Defending an antiquated arms control treaty, not defending Americans -- this appears to be the Clinton-Gore's priority, as expressed by Director of the Arms Control and Disarmament Agency John Holum who has called the ABM Treaty "one of the sacred texts of arms control." This Administration's preference for protecting U.S. security through dated arms control treaties rather than through defenses was reiterated by Holum in this 1994 speech:
"As a broad proposition, I think that arms control generally has more to offer our national security today than do more weapon systems. We [the Administration] look first to arms control and second -- where it has failed or simply come on the scene too late -- to defenses." [emphasis added]
The Clinton-Gore team has gone one step further in its zeal to protect the ABM Treaty. While proclaiming loudly that no other country will have a "veto" over our national defense, they have made U.S. deployment of national missile defense (NMD) contingent upon Russia's approval. As the President recently declared: "NMD if deployed would require us either to adjust the treaty or to withdraw from it . . . because by its very words, ABM prohibits any national missile defense" [CNN Breaking News, 9/1/00].
The catch here is that Russia (and if this Administration had its way the three other states they designate as "successors" to the ABM Treaty -- Ukraine, Belarus, and Kazakhstan) would have to agree to any Treaty changes. But Russia has no incentive to agree to any Treaty changes because Russia already has its own ABM system and opposes any U.S. NMD system, no matter how limited. Interestingly, no one in the Clinton-Gore Administration seems to question why, if Russia thinks such a system is valuable, the United States should be denied its own system. Wouldn't stability be enhanced if both the United States and Russia had the capability to intercept ballistic missiles from rogue countries?

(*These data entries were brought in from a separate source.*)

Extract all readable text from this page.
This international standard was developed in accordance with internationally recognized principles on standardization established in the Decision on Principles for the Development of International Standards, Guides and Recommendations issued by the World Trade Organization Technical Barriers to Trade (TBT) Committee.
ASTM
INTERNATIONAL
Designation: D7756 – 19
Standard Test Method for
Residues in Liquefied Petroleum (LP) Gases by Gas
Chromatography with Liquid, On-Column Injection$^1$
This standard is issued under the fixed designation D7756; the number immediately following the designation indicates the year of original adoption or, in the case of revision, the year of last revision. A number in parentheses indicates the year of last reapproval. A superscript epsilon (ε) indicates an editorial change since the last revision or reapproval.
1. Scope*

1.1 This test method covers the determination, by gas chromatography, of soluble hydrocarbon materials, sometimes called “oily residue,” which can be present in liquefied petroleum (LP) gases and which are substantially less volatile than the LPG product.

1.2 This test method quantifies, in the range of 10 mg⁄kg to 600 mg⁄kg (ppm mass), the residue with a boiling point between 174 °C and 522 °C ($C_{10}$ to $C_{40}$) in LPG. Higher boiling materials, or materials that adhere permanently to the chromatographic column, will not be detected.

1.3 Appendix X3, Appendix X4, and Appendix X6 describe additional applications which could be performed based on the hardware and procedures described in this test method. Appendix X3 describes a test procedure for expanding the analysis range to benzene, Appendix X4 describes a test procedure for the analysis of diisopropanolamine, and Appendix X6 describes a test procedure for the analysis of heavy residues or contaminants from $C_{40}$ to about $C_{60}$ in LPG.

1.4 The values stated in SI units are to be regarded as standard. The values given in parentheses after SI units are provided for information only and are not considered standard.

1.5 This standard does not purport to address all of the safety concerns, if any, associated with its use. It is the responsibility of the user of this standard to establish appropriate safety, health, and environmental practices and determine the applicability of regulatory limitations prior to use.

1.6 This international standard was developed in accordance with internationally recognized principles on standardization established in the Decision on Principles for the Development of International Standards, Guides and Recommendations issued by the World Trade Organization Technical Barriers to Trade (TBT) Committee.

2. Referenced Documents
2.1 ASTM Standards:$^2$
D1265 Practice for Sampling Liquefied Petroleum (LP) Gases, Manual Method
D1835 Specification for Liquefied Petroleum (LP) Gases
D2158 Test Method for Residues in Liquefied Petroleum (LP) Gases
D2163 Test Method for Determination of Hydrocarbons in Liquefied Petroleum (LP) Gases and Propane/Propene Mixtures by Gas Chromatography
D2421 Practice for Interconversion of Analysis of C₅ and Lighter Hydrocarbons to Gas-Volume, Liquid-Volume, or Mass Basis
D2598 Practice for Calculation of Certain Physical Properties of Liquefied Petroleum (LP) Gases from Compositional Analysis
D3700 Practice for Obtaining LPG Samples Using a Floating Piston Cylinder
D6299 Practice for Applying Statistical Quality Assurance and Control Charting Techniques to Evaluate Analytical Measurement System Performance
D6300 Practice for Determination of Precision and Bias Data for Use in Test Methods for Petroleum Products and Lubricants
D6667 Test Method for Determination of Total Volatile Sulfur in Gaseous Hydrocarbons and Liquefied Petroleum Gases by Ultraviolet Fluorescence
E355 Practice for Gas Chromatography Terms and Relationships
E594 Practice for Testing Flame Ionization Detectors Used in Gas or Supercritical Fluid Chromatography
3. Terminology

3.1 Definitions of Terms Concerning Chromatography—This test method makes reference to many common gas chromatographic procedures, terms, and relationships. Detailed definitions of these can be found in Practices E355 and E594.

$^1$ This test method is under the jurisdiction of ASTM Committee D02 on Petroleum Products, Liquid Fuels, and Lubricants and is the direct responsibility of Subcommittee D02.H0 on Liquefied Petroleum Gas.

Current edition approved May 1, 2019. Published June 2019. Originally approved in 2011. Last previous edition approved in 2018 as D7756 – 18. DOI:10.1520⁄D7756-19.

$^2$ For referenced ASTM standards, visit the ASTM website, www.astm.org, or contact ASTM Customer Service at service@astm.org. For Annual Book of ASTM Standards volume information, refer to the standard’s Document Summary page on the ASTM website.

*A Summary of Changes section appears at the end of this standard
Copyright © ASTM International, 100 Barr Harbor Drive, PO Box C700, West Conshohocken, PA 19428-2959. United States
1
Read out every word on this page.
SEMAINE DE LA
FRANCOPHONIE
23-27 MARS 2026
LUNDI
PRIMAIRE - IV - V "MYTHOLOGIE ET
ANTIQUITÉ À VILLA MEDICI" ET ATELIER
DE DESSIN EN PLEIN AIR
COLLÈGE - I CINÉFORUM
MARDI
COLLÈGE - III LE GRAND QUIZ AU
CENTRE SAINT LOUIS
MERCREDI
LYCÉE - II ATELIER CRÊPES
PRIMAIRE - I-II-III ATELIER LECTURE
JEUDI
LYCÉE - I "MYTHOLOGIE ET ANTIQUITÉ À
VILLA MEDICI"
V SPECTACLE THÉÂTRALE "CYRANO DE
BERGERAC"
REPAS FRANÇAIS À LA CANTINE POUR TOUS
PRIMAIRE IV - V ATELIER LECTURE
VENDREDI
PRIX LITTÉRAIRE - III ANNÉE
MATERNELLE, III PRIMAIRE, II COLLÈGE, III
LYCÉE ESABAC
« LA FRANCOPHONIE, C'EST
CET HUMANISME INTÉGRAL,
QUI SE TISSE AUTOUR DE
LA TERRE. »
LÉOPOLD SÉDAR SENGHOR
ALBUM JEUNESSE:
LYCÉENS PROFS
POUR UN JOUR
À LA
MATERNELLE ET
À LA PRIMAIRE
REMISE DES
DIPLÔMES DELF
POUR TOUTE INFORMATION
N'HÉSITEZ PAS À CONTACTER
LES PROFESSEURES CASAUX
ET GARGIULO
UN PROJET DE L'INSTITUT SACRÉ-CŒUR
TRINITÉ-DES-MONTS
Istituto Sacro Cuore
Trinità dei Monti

America, the Vulnerable: the Clinton-Gore Legacy
After eight years of growing threats from abroad, Americans remain defenseless. The Clinton-Gore team have done everything to stall and delay deployment of national missile defenses. The White Houses's excuses have been many and varied: The program is too risky. It is not perfect. It will harm arms control. And, it cannot be done without the approval of our allies, and even enemies.
If such uncompromising criteria were adopted for other technologically challenging but equally promising programs, the United States would never have made supersonic aircraft in the 1950's, flown to the moon in the 1960's, or mapped the human genome by 2000.